CÉLINE GUEGUEN, Un si bon fils !

céline gueguen, un si bon filsExtrait de la plume de notre autrice du mois.

Comme il est de coutume, nous vous dévoilons un texte qui vous permettra de vous familiariser avec l’écriture de Céline Gueguen, notre autrice du mois de mars. Un si bon fils est une nouvelle extraite de son recueil La neige, c’est surfait et autres nouvelles et vous donne la teneur de ce recueil…glacial.

Un si bon fils !

Il avait attendu ce moment depuis des mois. Il était enfin là, comme les oiseaux, les plantes lui avaient confirmé. Le printemps était revenu. Son projet de refaire les plates — bandes des tulipes était prêt : il avait passé une partie de l’hiver à dessiner des plans, à travailler les couleurs à l’aquarelle et aux crayons. Il avait imaginé ces bulbes sous la neige. Il avait presque pu sentir leurs cœurs battre dans la terre. Aujourd’hui, le temps était suffisamment clément ; les nuages porteurs de neige avaient quitté les cieux. Il fallait aussi installer les nouveaux rosiers. La place était déjà prévue, dans le coin sud du jardin. Elle serait contente de voir autour de la fontaine des fleurs écarlates de Rosa Canina ; il y aurait aussi un magnifique rosier paysager qui serait un pendant harmonieux au vieux portail.

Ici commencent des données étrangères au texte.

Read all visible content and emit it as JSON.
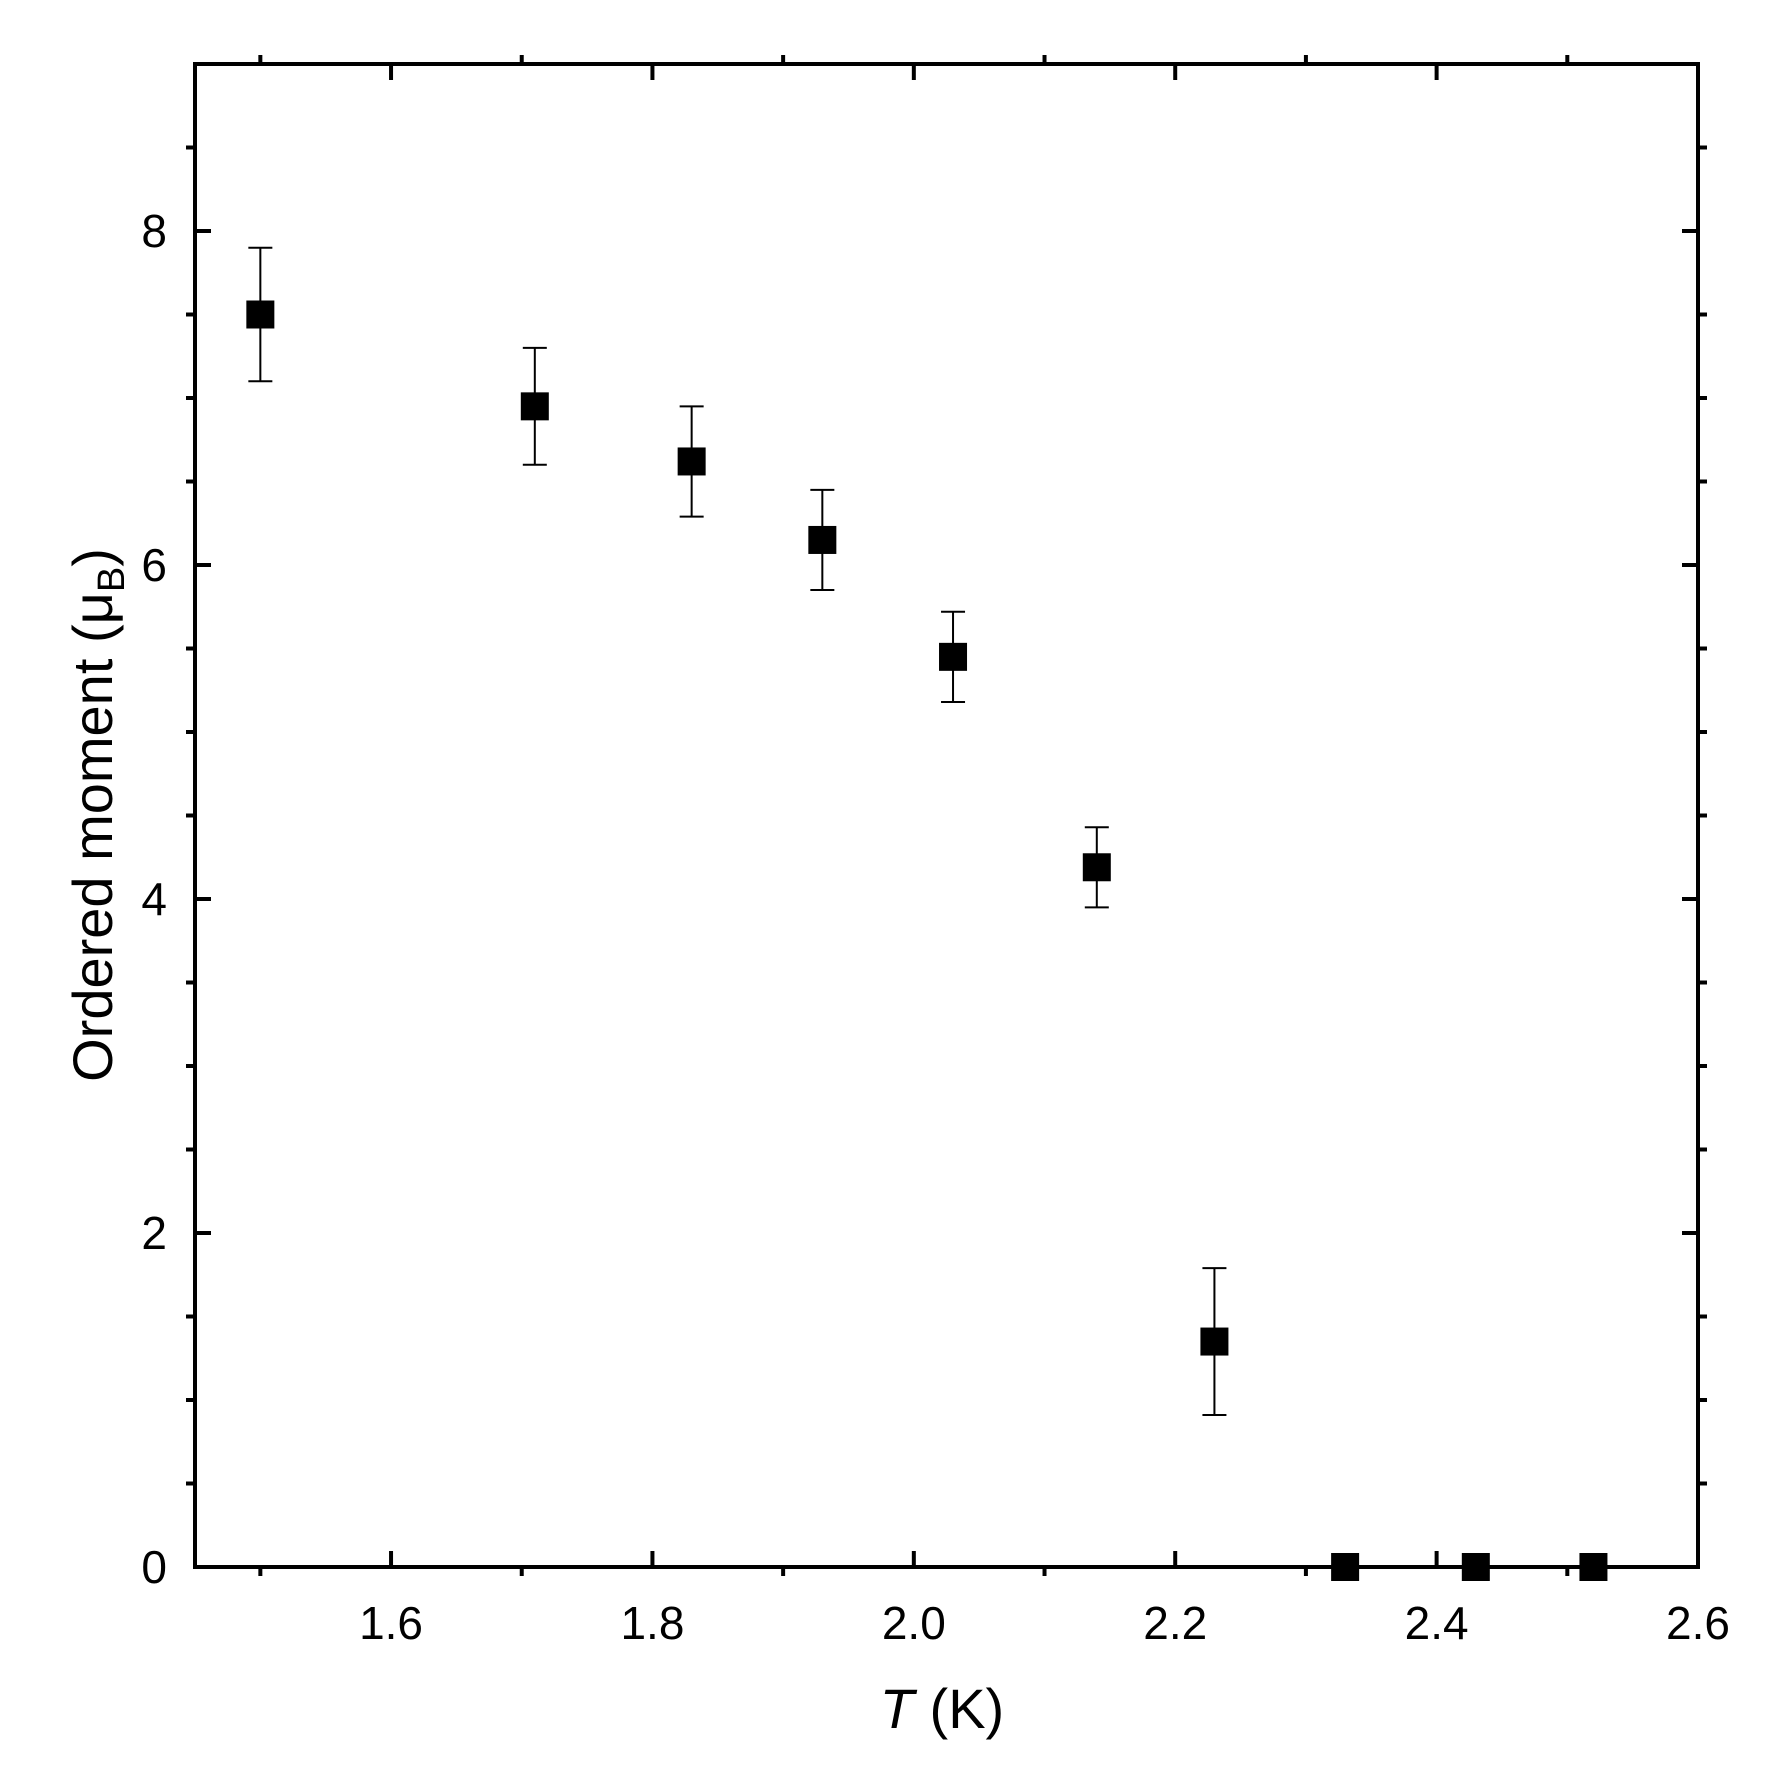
{
  "chart_data": {
    "type": "scatter",
    "title": "",
    "xlabel_italic": "T",
    "xlabel_rest": " (K)",
    "ylabel_main": "Ordered moment (μ",
    "ylabel_sub": "B",
    "ylabel_close": ")",
    "xlim": [
      1.45,
      2.6
    ],
    "ylim": [
      0,
      9
    ],
    "x_major_ticks": [
      1.6,
      1.8,
      2.0,
      2.2,
      2.4,
      2.6
    ],
    "x_tick_labels": [
      "1.6",
      "1.8",
      "2.0",
      "2.2",
      "2.4",
      "2.6"
    ],
    "x_minor_ticks": [
      1.5,
      1.7,
      1.9,
      2.1,
      2.3,
      2.5
    ],
    "y_major_ticks": [
      0,
      2,
      4,
      6,
      8
    ],
    "y_tick_labels": [
      "0",
      "2",
      "4",
      "6",
      "8"
    ],
    "y_minor_ticks": [
      0.5,
      1,
      1.5,
      2.5,
      3,
      3.5,
      4.5,
      5,
      5.5,
      6.5,
      7,
      7.5,
      8.5
    ],
    "grid": false,
    "marker": "square",
    "color": "#000000",
    "series": [
      {
        "points": [
          {
            "x": 1.5,
            "y": 7.5,
            "err": 0.4
          },
          {
            "x": 1.71,
            "y": 6.95,
            "err": 0.35
          },
          {
            "x": 1.83,
            "y": 6.62,
            "err": 0.33
          },
          {
            "x": 1.93,
            "y": 6.15,
            "err": 0.3
          },
          {
            "x": 2.03,
            "y": 5.45,
            "err": 0.27
          },
          {
            "x": 2.14,
            "y": 4.19,
            "err": 0.24
          },
          {
            "x": 2.23,
            "y": 1.35,
            "err": 0.44
          },
          {
            "x": 2.33,
            "y": 0,
            "err": 0
          },
          {
            "x": 2.43,
            "y": 0,
            "err": 0
          },
          {
            "x": 2.52,
            "y": 0,
            "err": 0
          }
        ]
      }
    ]
  }
}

Il prit donc sa pelle, mit le grand sac de jute sur son dos et sortit, heureux à la perspective de passer enfin un après-midi au grand air. Au loin, les pics enneigés étaient le dernier souvenir du rude hiver. Il fit le tour de la fontaine, nettoya les mousses accumulées depuis l’été précédent tout en sifflotant. Un papillon vint se poser sur le manche de l’outil. Le soleil transpirait à travers ses ailes. Il le regarda, sourit. Tout cela lui rappelait son enfance, lorsqu’il refermait ses mains agiles autour du petit insecte et sentait les frêles ailes se débattre contre ses paumes. Pourquoi ne pas revenir à cette période heureuse, juste quelques instants ? Il se déplaça à pas de loup, tendit les mains pour les refermer autour du papillon. Mais il avait perdu son agilité d’enfant et le papillon s’envola. Quel regret ! Il adorait prendre ces petites bêtes, mais surtout leur arracher les ailes, étaler la poudre dorée sur ses mains et son visage, puis regarder l’animal finir sa lente agonie. Il avait essayé plusieurs méthodes pour faire durer ce moment : couper les ailes en morceaux avant de les arracher, les transpercer d’un coup d’ongle, jeter de l’eau dessus… Cela l’occupait des heures durant, accroupi au soleil dans le jardin, sous le regard attendri de sa mère. Il avait essayé de passer le temps avec d’autres animaux et avait donc passé de longs moments à observer les vers de terre se tortiller, les mouches voler de travers. Il avait même essayé de retrouver le même plaisir avec les chats et les chiens, mais ce passage s’était révélé un vrai échec. Rien ne pouvait remplacer la sensation divine d’arracher les douces ailes des délicats papillons. De l’eau venant du sac posé à ses pieds le ramena au temps présent. Il était urgent de se mettre au travail. Il s’empara donc de sa pelle et se mit à creuser avec vigueur. Il lui fallait ouvrir la terre sur plus d’un mètre de profondeur. Si les bêtes venaient saccager les plates-bandes, tout serait gâché. Penser à mettre du répulsif !

Au bout de plus d’une heure de travail, l’objectif était atteint. Il sortit prudemment un sac en plastique hors de la toile de jute. Il ne fallait surtout pas que Maman sorte de là. Il avait déjà eu tellement de mal à la rentrer dans le plastique. Il avait fallu casser quelques os, mais le cadavre avait fini par prendre la position adéquate. Les neiges abondantes de l’année avaient permis de conserver le corps au frais alors que la terre était gelée et dure. Maman serait heureuse d’être là, avec Papa qu’il avait installé sous la fontaine. Maman était de plus en plus délicate et sa peau diaphane ressemblait de plus en plus aux ailes de papillon. Elle ne cessait de regarder vers ce coin du jardin en soupirant et en parlant de Papa. Quand il lui avait brisé « les ailes », il avait promis au-dessus de son cadavre encore chaud qu’elle le rejoindrait bientôt. Elle pouvait être fière d’avoir un fils qui tenait ses promesses avec autant d’amour.